Most conversations about AI and legal writing focus on the tools. This one focuses on the lawyers. What does a Flintstones lawyer actually do on Monday morning after they've finally decided to move? What does a Simpsons lawyer do when they discover their favorite tool isn't safe for client data? And what happens when the question isn't whether to adopt AI — but whether you'll survive professionally if you don't? Ron sits down with co-host Heather Gardner and Maryland attorney and legal educator Donna Mandl to work through the questions practicing lawyers are actually asking — the ones that never make it into the marketing decks.

In this episode:

  • Why a Flintstones lawyer's first move should be calling their Westlaw or Lexis rep — not downloading a new app

  • Why Heather recommends Enterprise ChatGPT as the right entry point for lawyers handling client information

  • The "Claude as cleanup hitter" workflow: how to keep confidential work in a secure tool and bring the output to Claude for drafting

  • Gemini's hidden advantage — and why most lawyers are using it wrong

  • The hallucination problem everyone's talking about — and why fake citations aren't the real crisis

  • The subtler risk: cases that exist but don't say what AI claims they say, and standards of review that get quietly swapped

  • Donna's paralegal education pivot — from policing AI use to training students to audit what AI produces

  • Ron's prediction: by end of this decade, there will be no more Flintstones-level lawyers

We also discuss:

  • What Heather and Donna are presenting at the Maryland State Bar Association's Legal Summit panel — Ethics, Accuracy, and Efficiency: AI in Legal Writing

  • Why judges are getting frustrated with both pro se AI filings and inaccurate AI-assisted briefs from lawyers

  • Ron's Claude experiment: feeding Claude its own 21 hallucination types and asking how many the new model would fix (14 of 21 — 7 remain hard)

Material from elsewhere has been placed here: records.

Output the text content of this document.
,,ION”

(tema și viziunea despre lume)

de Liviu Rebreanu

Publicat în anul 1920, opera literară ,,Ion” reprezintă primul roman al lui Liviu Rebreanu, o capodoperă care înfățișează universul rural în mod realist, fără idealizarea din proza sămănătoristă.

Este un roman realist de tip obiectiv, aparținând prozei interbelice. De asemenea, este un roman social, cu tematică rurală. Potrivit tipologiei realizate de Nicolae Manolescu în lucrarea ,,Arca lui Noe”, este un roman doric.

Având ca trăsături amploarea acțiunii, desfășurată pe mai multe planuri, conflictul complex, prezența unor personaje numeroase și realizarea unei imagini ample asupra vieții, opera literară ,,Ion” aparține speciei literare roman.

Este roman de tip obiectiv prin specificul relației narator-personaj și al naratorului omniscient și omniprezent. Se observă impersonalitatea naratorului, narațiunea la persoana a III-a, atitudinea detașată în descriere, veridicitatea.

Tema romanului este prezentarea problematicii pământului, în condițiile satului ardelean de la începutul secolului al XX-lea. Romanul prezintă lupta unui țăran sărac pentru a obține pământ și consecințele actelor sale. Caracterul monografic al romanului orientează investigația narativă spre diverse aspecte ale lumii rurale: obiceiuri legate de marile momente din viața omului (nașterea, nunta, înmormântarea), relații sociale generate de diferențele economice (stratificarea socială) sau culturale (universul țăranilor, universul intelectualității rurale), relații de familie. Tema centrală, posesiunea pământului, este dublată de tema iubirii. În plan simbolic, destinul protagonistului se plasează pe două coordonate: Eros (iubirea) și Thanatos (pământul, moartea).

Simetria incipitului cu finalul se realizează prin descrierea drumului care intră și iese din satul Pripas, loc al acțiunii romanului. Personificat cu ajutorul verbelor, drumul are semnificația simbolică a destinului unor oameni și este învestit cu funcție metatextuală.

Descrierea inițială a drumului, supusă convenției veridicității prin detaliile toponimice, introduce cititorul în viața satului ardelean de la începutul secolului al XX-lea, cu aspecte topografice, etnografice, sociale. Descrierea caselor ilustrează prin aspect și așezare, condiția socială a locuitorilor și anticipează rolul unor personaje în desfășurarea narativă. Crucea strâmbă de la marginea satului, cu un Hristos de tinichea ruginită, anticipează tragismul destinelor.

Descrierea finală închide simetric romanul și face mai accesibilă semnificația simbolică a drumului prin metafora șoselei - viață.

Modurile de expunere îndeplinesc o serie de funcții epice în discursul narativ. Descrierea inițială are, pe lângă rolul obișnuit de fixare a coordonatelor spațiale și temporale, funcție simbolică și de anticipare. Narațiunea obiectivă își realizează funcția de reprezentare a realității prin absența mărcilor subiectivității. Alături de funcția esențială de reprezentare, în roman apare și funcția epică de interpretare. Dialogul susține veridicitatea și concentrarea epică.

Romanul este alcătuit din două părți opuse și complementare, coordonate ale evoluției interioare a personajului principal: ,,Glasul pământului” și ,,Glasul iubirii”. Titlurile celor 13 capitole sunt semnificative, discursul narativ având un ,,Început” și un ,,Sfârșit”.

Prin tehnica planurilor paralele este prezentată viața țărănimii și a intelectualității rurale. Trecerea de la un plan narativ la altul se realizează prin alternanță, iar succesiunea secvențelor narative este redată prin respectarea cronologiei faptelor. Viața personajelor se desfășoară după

  • The FSJ-client alignment theory: Flintstones clients are disappearing, and Flintstones lawyers will have to follow

  • FSJ-segmented follow recommendations: Dan Block (Flintstones), Ruben Hassid (Simpsons), Rich Rodgers (Jetsons)

  • The Practice Signal segment: can AI help a burned-out workers' comp lawyer find a new career?

Key Takeaway

The governance question for legal AI isn't philosophical anymore — it's a billing-line decision. Whether it's a $1,400-a-year Claude Enterprise commitment or a workflow choice about which tool sees client data, the lawyers who figure out the tiers will outpace the ones still treating a free-tier tool as a research platform. Availability is not authority — and neither is a consumer account.

Flintstones lawyers who hear this episode have a clear Monday-morning move. Simpsons lawyers who've fallen for Claude but balked at the enterprise price now have a workaround. And Jetsons lawyers will recognize the gap is widening faster than most of their colleagues realize. Heather said it best: prompting got us from Flintstones to Simpsons. Learning to think and collaborate with AI is what takes you to Jetsons.